Why aren’t female music engineers nominated for Junos?

By Lindsay Dunn

The Grammy Awards made headlines this year for multiple reasons, from Diana Ross wishing herself a happy birthday at the end of her performance, to former U.S. first lady Michelle Obama making a surprise cameo. Emily Lazar also became the first woman mastering engineer ever to take home the ‘best engineered album (non-classical)’ Grammy.

This weekend, the Juno Awards will be handed out in London, Ont., and they too could have made history but it won’t happen. Over the Junos’ 48-year history, not once has a woman been nominated for the ‘recording engineer of the year’ award.


“I’m a little baffled by that,” audio engineer Jill Zimmermann told CityNews. “There are a lot that have been outstanding (and) that have done a great job on a lot of albums.”

Zimmermann is an audio engineer working out of Jukasa Studios in Hamilton. She has a pretty impressive resume — from working on July Talk’s Juno Award-winning album Touch to Alexisonfire’s highly-anticipated new material. Although Zimmermann said for the most part everyone has treated her with respect and as an equal, there are still moments where she is reminded that she works in a male-dominated industry.

“Last year someone said ‘you have worked here for four years, do you want to keep interning?’ And I’m like ‘I am not an intern!’ It’s this kind of assumption that always puts you a step back. And after a day of thinking about it, you then try and push even more to not be mistaken as someone’s girlfriend, or the secretary, or the intern.”

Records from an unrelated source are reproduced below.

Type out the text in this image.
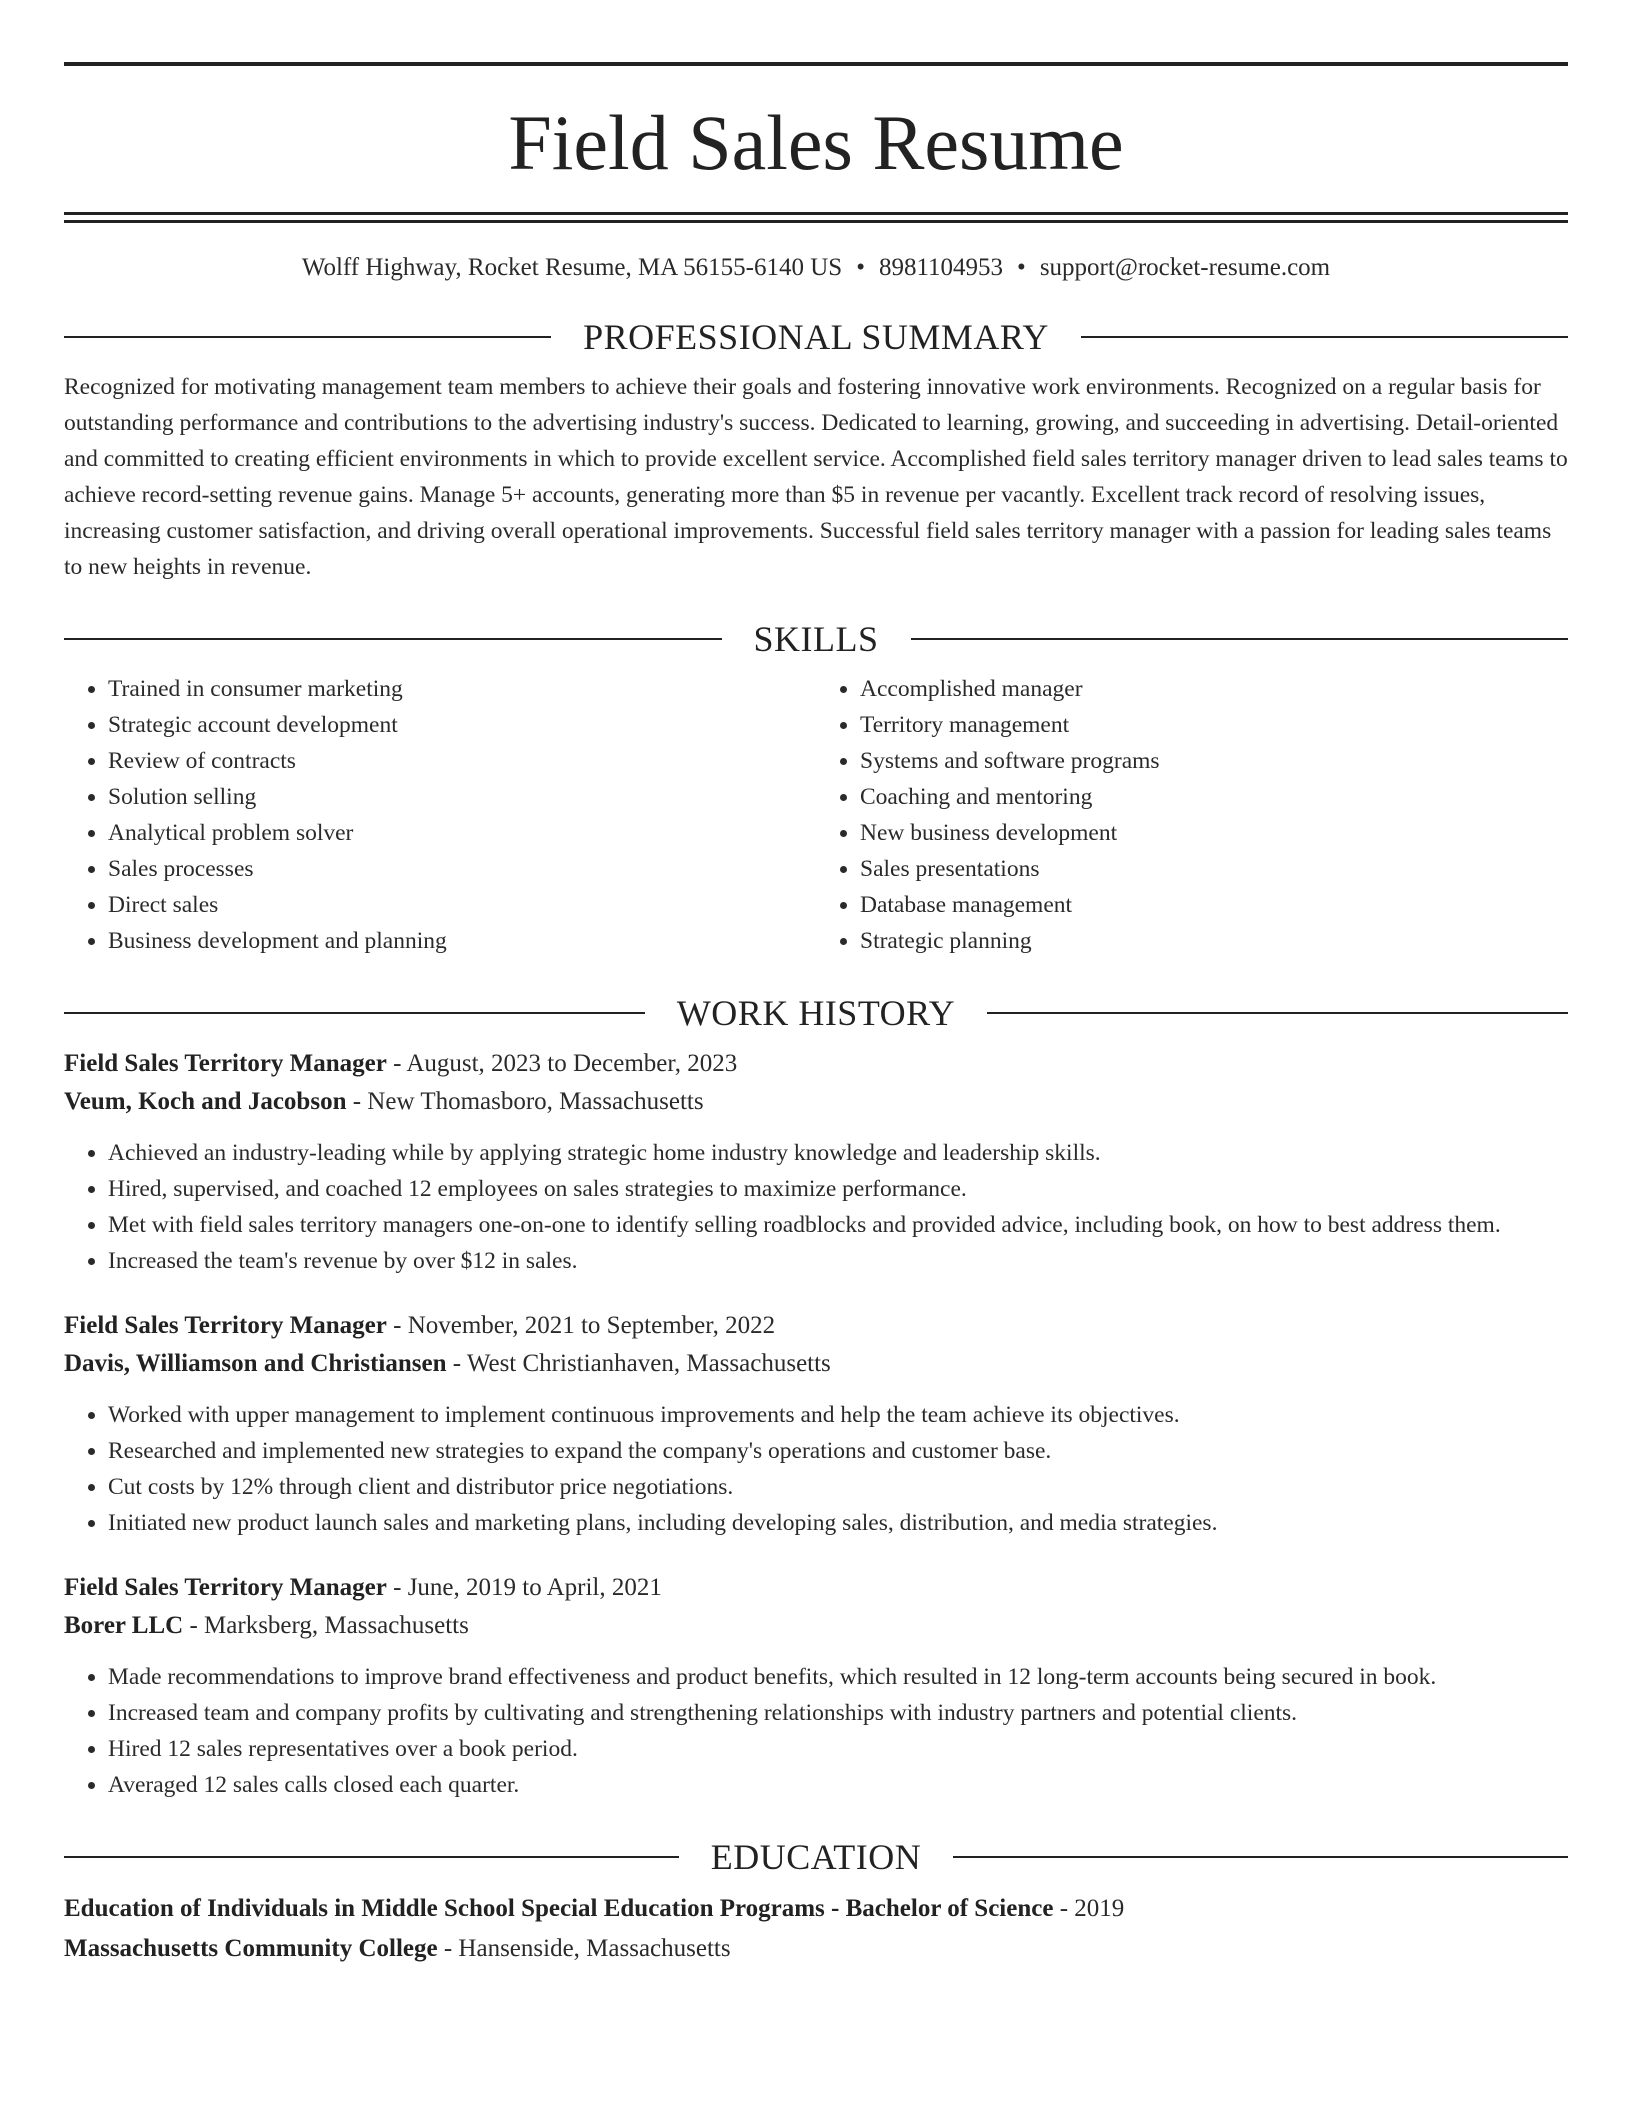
Field Sales Resume
Wolff Highway, Rocket Resume, MA 56155-6140 US • 8981104953 • support@rocket-resume.com
PROFESSIONAL SUMMARY

Recognized for motivating management team members to achieve their goals and fostering innovative work environments. Recognized on a regular basis for outstanding performance and contributions to the advertising industry's success. Dedicated to learning, growing, and succeeding in advertising. Detail-oriented and committed to creating efficient environments in which to provide excellent service. Accomplished field sales territory manager driven to lead sales teams to achieve record-setting revenue gains. Manage 5+ accounts, generating more than $5 in revenue per vacantly. Excellent track record of resolving issues, increasing customer satisfaction, and driving overall operational improvements. Successful field sales territory manager with a passion for leading sales teams to new heights in revenue.

SKILLS
• Trained in consumer marketing
• Strategic account development
• Review of contracts
• Solution selling
• Analytical problem solver
• Sales processes
• Direct sales
• Business development and planning
• Accomplished manager
• Territory management
• Systems and software programs
• Coaching and mentoring
• New business development
• Sales presentations
• Database management
• Strategic planning
WORK HISTORY
Field Sales Territory Manager - August, 2023 to December, 2023
Veum, Koch and Jacobson - New Thomasboro, Massachusetts
• Achieved an industry-leading while by applying strategic home industry knowledge and leadership skills.
• Hired, supervised, and coached 12 employees on sales strategies to maximize performance.
• Met with field sales territory managers one-on-one to identify selling roadblocks and provided advice, including book, on how to best address them.
• Increased the team's revenue by over $12 in sales.
Field Sales Territory Manager - November, 2021 to September, 2022
Davis, Williamson and Christiansen - West Christianhaven, Massachusetts
• Worked with upper management to implement continuous improvements and help the team achieve its objectives.
• Researched and implemented new strategies to expand the company's operations and customer base.
• Cut costs by 12% through client and distributor price negotiations.
• Initiated new product launch sales and marketing plans, including developing sales, distribution, and media strategies.
Field Sales Territory Manager - June, 2019 to April, 2021
Borer LLC - Marksberg, Massachusetts
• Made recommendations to improve brand effectiveness and product benefits, which resulted in 12 long-term accounts being secured in book.
• Increased team and company profits by cultivating and strengthening relationships with industry partners and potential clients.
• Hired 12 sales representatives over a book period.
• Averaged 12 sales calls closed each quarter.
EDUCATION
Education of Individuals in Middle School Special Education Programs - Bachelor of Science - 2019
Massachusetts Community College - Hansenside, Massachusetts
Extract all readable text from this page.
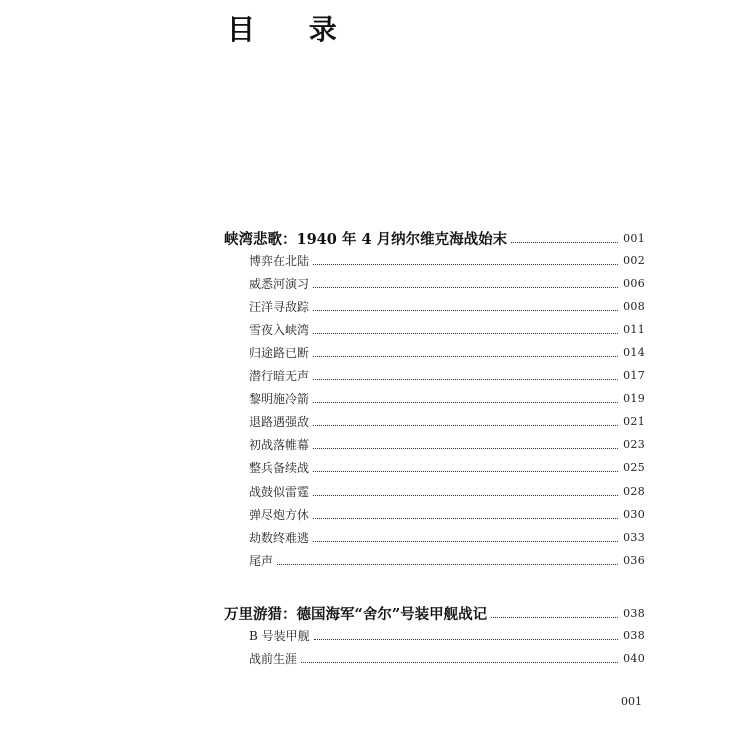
目 录
峡湾悲歌：1940 年 4 月纳尔维克海战始末	001
博弈在北陆	002
威悉河演习	006
汪洋寻敌踪	008
雪夜入峡湾	011
归途路已断	014
潜行暗无声	017
黎明施冷箭	019
退路遇强敌	021
初战落帷幕	023
整兵备续战	025
战鼓似雷霆	028
弹尽炮方休	030
劫数终难逃	033
尾声	036
万里游猎：德国海军“舍尔”号装甲舰战记	038
B 号装甲舰	038
战前生涯	040
001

Less than five per cent of music engineers in Canada are women. Juno Awards president and Canadian Academy of Recording Arts and Sciences CEO Allan Reid said he is aware of the lack of diversity in the category.

“It’s a process that is going to take time to change,” Reid said from the Juno Awards office in downtown Toronto.

“I think in the technical fields you are slowly seeing a change. We want to make sure that young girls and young women have access to instruments in those kinds of programs when they are trying to make those career decisions early on.”

The male-dominated categories are not a new issue for the Junos or other awards shows. In 2017, Canadian singers Tegan and Sara issued a statement after they were nominated for three awards that year when they noticed a lack of diversity.

“It is with tremendous respect and absolutely no judgement of each nominee’s well-deserved accomplishments that we take this moment to address the disappointing number of women nominated in many of the various categories,” the statement read.

“In eight categories no women were recognized at all, and in over 12 additional categories only one in five of the nominees included a woman. Specifically in the areas of production and engineering, it is discouraging to not see a single woman represented”

Fast forward to 2019 and not much has changed. Every producer nominated this year is a man.

In the ‘rock album of the year’ category, every nominee is a man. Since that award was handed out for the first time at the Junos in 1996 only once has a female won. That was Alanis Morissette for her album Jagged Little Pill. Only once since then has a female led rock band been nominated.



Sometimes, the pendulum does swing the other way. Historically, the ‘jazz vocal album of the year’ category has included both men and women, but this year, only women were nominated.